The Investec Cape Town Art Fair selects 10 talented artists to feature under the Tomorrows/Today section, one of whom is Spanish painter Gino Rubert, represented by LAB36 + Senda Gallery. Controlled by desire, and trembling with undertones of sex, intimacy, and modern love, Desire Shinings takes over through the lens of wit, imagination and irony.
From 17 – 19 February 2023, The Investec Cape Town Art Fair, a famous art centre in South Africa and one of the most important sites for contemporary art on the African continent, returns to its physical home at the CTICC — and with a bang…
This year marks the 10-year-anniversary edition of Cape Town’s most beloved art fair, where the notion of time will be explored. This theme is appropriately wide-ranging and encompasses ideas related to the past, present and future, including the ever-important concept of change that comes with the passing of time both for humans and the world around us. And this brings into question the Tomorrows/Today section, a focal component in the The Investec Cape Town Art Fair’s 4-day programme. Our 10and5 team took the opportunity to sit down for an interview with one of the 10 artists selected to exhibition in this section, and that is, Spanish painter Gino Rubert (Mexico, 1969), who is exhibiting his first solo presentation in Africa, titled Desire Shinings, and curated by Mariella Franzoni and Natasha Becker. Read interview below:
How does it feel to be a part of the Investec Cape Town Art Fair’s 10-year-anniversary edition?
It is my first time in Cape Town. So, this is my first impression of the Investec Cape Town Art Fair, and unfortunately I have not seen its evolution. What I can say is that I am really excited to be here. I have already seen many fantastic works. You breathe a different thing completely compared to where I come from in Europe and the States, and you reach a totally different energy, with more colour. I love to experience such a unique community. It really feels fantastic. And because it is not only the racial differences that I have noticed, but also the culture, you know, of how people dress, etc. This is very attractive for me. You can see lots of different styles, a lot of patterns and colours.
For those who are not very familiar with your work, could you share with us what keeps you grounded in your making process?

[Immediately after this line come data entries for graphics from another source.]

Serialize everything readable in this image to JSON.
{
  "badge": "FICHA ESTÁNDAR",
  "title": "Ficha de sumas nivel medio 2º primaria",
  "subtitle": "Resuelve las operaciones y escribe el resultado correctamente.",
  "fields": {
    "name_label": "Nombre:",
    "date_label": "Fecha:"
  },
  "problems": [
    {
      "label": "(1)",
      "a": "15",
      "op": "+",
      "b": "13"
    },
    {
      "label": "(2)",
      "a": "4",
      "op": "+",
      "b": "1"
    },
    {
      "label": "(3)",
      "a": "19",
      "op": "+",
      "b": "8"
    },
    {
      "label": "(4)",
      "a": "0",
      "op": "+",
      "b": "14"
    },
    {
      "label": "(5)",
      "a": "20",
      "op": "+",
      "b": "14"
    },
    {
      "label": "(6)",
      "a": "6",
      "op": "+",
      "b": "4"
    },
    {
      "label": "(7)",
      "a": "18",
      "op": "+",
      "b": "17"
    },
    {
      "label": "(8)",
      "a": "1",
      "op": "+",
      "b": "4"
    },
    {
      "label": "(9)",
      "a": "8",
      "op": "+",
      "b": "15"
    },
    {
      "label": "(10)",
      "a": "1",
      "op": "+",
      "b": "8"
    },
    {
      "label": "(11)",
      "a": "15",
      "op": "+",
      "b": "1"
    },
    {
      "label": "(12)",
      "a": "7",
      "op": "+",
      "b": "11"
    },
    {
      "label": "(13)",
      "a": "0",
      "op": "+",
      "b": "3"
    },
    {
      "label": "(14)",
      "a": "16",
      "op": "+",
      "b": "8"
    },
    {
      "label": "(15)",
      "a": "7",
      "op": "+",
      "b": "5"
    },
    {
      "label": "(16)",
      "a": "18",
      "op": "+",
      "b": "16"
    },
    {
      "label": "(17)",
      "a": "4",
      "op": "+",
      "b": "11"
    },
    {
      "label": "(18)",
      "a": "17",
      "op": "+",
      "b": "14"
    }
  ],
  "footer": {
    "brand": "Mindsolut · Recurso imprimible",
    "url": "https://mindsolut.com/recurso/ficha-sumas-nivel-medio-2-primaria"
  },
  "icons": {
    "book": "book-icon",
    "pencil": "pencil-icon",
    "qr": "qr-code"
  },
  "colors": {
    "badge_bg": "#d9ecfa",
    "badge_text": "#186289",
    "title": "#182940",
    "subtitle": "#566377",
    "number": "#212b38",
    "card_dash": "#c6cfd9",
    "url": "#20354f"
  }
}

How I start a painting has very much to do with forms, shapes, geometry, proportion, composition. So, that would be like the first thing I get into and from there I am also very much into photography. There is something very magical about photography and the portrait. This is something I have been very fascinated with for years. In most of my paintings I reference portrait photography that looks at you without expression. I see this stage as the expression you have to invent for yourself. For example, when you look at a baby, you always have to show expression. Because, a straight look into the eyes with no expression has something of a tunnel to death. It is like any answer can come through that. That is an element I very often use in my works. I really enjoy creating images that you will not very easily understand, from first glance, what you are seeing.

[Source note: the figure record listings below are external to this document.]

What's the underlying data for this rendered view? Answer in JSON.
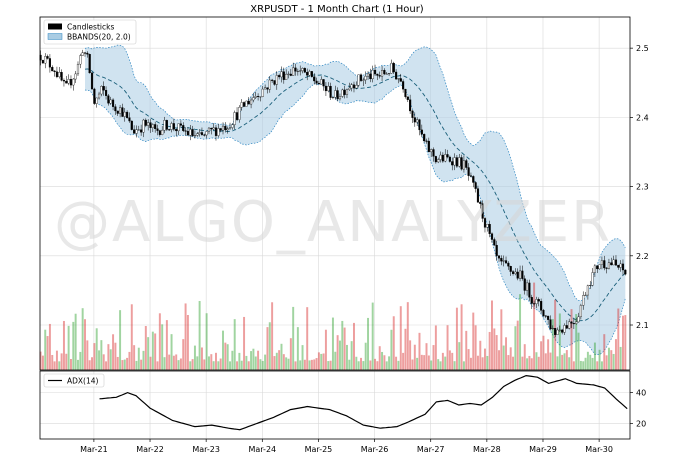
{
  "chart_data": {
    "type": "candlestick",
    "title": "XRPUSDT - 1 Month Chart (1 Hour)",
    "watermark": "@ALGO_ANALYZER",
    "x_tick_labels": [
      "Mar-21",
      "Mar-22",
      "Mar-23",
      "Mar-24",
      "Mar-25",
      "Mar-26",
      "Mar-27",
      "Mar-28",
      "Mar-29",
      "Mar-30"
    ],
    "x_tick_day": [
      1,
      2,
      3,
      4,
      5,
      6,
      7,
      8,
      9,
      10
    ],
    "x_range_day": [
      0.04,
      10.55
    ],
    "price_axis": {
      "ticks": [
        2.1,
        2.2,
        2.3,
        2.4,
        2.5
      ],
      "tick_labels": [
        "2.1",
        "2.2",
        "2.3",
        "2.4",
        "2.5"
      ],
      "ylim": [
        2.035,
        2.545
      ],
      "side": "right"
    },
    "adx_axis": {
      "ticks": [
        20,
        40
      ],
      "tick_labels": [
        "20",
        "40"
      ],
      "ylim": [
        10,
        54
      ],
      "side": "right"
    },
    "legend": {
      "placement": "upper-left",
      "entries": [
        "Candlesticks",
        "BBANDS(20, 2.0)"
      ]
    },
    "adx_legend": {
      "placement": "upper-left",
      "entry": "ADX(14)"
    },
    "price_anchors": {
      "description": "approximate hourly close path; day index, price",
      "points": [
        [
          0.05,
          2.49
        ],
        [
          0.3,
          2.47
        ],
        [
          0.5,
          2.44
        ],
        [
          0.7,
          2.47
        ],
        [
          0.8,
          2.5
        ],
        [
          0.9,
          2.48
        ],
        [
          1.0,
          2.42
        ],
        [
          1.15,
          2.44
        ],
        [
          1.3,
          2.42
        ],
        [
          1.5,
          2.41
        ],
        [
          1.7,
          2.38
        ],
        [
          1.9,
          2.39
        ],
        [
          2.1,
          2.38
        ],
        [
          2.3,
          2.39
        ],
        [
          2.6,
          2.38
        ],
        [
          2.9,
          2.37
        ],
        [
          3.1,
          2.38
        ],
        [
          3.4,
          2.39
        ],
        [
          3.7,
          2.42
        ],
        [
          4.0,
          2.44
        ],
        [
          4.3,
          2.46
        ],
        [
          4.6,
          2.47
        ],
        [
          4.8,
          2.46
        ],
        [
          5.0,
          2.45
        ],
        [
          5.3,
          2.43
        ],
        [
          5.6,
          2.45
        ],
        [
          5.9,
          2.46
        ],
        [
          6.1,
          2.46
        ],
        [
          6.3,
          2.47
        ],
        [
          6.5,
          2.45
        ],
        [
          6.7,
          2.4
        ],
        [
          6.9,
          2.36
        ],
        [
          7.1,
          2.34
        ],
        [
          7.4,
          2.34
        ],
        [
          7.6,
          2.33
        ],
        [
          7.8,
          2.29
        ],
        [
          8.0,
          2.24
        ],
        [
          8.2,
          2.19
        ],
        [
          8.4,
          2.18
        ],
        [
          8.6,
          2.17
        ],
        [
          8.8,
          2.14
        ],
        [
          9.0,
          2.12
        ],
        [
          9.2,
          2.09
        ],
        [
          9.4,
          2.1
        ],
        [
          9.6,
          2.11
        ],
        [
          9.8,
          2.16
        ],
        [
          10.0,
          2.19
        ],
        [
          10.2,
          2.19
        ],
        [
          10.4,
          2.18
        ],
        [
          10.52,
          2.17
        ]
      ]
    },
    "bbands": {
      "period": 20,
      "stddev": 2.0
    },
    "adx_anchors": {
      "description": "ADX(14) path; day index, value",
      "points": [
        [
          1.1,
          36
        ],
        [
          1.4,
          37
        ],
        [
          1.6,
          40
        ],
        [
          1.75,
          38
        ],
        [
          2.0,
          30
        ],
        [
          2.4,
          22
        ],
        [
          2.8,
          18
        ],
        [
          3.1,
          19
        ],
        [
          3.4,
          17
        ],
        [
          3.6,
          16
        ],
        [
          3.9,
          20
        ],
        [
          4.2,
          24
        ],
        [
          4.5,
          29
        ],
        [
          4.8,
          31
        ],
        [
          5.0,
          30
        ],
        [
          5.2,
          29
        ],
        [
          5.5,
          25
        ],
        [
          5.8,
          19
        ],
        [
          6.1,
          17
        ],
        [
          6.4,
          18
        ],
        [
          6.6,
          21
        ],
        [
          6.9,
          26
        ],
        [
          7.1,
          34
        ],
        [
          7.3,
          35
        ],
        [
          7.5,
          32
        ],
        [
          7.7,
          33
        ],
        [
          7.9,
          32
        ],
        [
          8.1,
          37
        ],
        [
          8.3,
          44
        ],
        [
          8.5,
          48
        ],
        [
          8.7,
          51
        ],
        [
          8.9,
          50
        ],
        [
          9.1,
          46
        ],
        [
          9.4,
          49
        ],
        [
          9.6,
          46
        ],
        [
          9.9,
          45
        ],
        [
          10.1,
          43
        ],
        [
          10.3,
          36
        ],
        [
          10.52,
          29
        ]
      ]
    },
    "volume": {
      "note": "relative volume bars; green = up candle, red = down candle",
      "colors": {
        "up": "#2ca02c",
        "down": "#d62728"
      }
    },
    "colors": {
      "up_candle": "#ffffff",
      "down_candle": "#000000",
      "band_fill": "#a9cce3",
      "band_edge": "#2e86c1",
      "mid_band": "#1a5f7a",
      "adx_line": "#000000"
    }
  }
}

If we bring up the question about the subject matter in your work, you tend to reference people a lot of the time and their personal experiences. Take us into the mind of Gino Rubert: do you have any strong opinions about modern love and dating?
I do not have strong opinions about modern dating or modern love. I have no prejudices against any form of dating or new love. I do feel that love and maybe particularly desire has, in a way, been very important in my life. I think in most lives it is. But, I also realise, in some lives more, in some lives less. There are certain people for whom love, affection and desire are more important than for others. For me it has been. And I definitely believe it is a theme that is always at a certain level present in my work.
You shared on your Instagram recently, one of the works you have on display at this year’s ICTAF, titled The Empress’s New Clothes. Tell us more about this work.
Okay. I think it is the sexiest work of my series. Do you think so too? This work and its title references a beautiful little tale, based on The Emperor’s New Clothes by Danish author Hans Christian Andersen. The story goes like this, a King in a village finds the idea to hire a fashion designer to create a beautiful outfit for him, that he claims will be the best outfit worn in the history of royalty. He ends up hiring a fashion designer who is not so trustworthy. Finally the day comes, Sunday morning, and the King comes out with his new outfit. He walks all around, all over the village, and it is nobody, but a little kid, who says, ‘But the king is naked’. That is the story, short but with purpose. To me, this is a metaphor about the art world where everybody says, ‘Oh, this is this, and that is that’, and sometimes it takes a kid to say that this is actually stupid. This short story inspired the title of my work, The Empress’s New Clothes because she is half naked, but sexier. And she is beautiful. And again, she is staring at us as I was telling you earlier. How is she looking at us? Is she asking?